Feedzai
- Company type: Private
- Industry: Financial technology, enterprise software
- Founded: 2011
- Headquarters: Coimbra, Portugal
- Area served: Worldwide
- Key people: Nuno Sebastião, CEO
- Products: Feedzai Enterprise, Feedzai Solutions
- Services: Artificial intelligence, machine learning, SaaS, big data analytics
- Number of employees: 500+
- Subsidiaries: Feedzai Lda (Portugal); Feedzai Inc. (USA); Feedzai PLC (UK);
- Website: feedzai.com

= Feedzai =

Portuguese data science company

Feedzai is a data science company that develops real-time machine learning tools to identify fraudulent payment transactions and minimize risk in the financial services, retail, and e-commerce industries.

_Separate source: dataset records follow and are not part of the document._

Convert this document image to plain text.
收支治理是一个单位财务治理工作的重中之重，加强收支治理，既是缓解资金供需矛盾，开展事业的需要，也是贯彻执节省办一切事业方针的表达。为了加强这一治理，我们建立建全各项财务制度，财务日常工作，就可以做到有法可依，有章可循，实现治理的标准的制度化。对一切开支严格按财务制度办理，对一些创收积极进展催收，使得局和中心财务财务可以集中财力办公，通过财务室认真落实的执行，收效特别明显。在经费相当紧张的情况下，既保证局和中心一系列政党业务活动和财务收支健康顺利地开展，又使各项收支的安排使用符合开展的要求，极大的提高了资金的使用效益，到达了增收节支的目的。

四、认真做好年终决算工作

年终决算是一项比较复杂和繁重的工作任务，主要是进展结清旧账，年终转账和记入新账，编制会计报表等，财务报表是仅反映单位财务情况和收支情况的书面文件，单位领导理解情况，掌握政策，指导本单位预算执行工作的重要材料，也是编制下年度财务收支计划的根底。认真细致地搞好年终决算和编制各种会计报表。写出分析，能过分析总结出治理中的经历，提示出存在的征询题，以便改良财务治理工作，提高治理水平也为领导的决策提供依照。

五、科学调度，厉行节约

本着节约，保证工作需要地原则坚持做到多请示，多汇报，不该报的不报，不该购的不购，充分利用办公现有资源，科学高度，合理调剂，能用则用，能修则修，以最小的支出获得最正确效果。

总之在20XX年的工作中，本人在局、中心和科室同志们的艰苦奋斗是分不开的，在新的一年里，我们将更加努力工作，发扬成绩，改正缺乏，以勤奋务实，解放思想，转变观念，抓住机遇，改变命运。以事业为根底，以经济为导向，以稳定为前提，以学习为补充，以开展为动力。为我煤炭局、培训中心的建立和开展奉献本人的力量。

The company has been classified as a unicorn startup since March 2021, after a Series D funding round pushed its value above $1 billion.

Feedzai is headquartered in Coimbra, Portugal. The company's U.S. headquarters is in San Mateo, California, in the Silicon Valley.

The company was founded in 2011 by Nuno Sebastião, Pedro Bizarro and Paulo Marques. The company first began selling its solutions for fraud detection and operational intelligence in Europe and later expanded to the United States in 2014.

The company has been selected by the ECB to provide the Fraud & Risk Management solution for the Digital Euro (together with Capgemini Germany).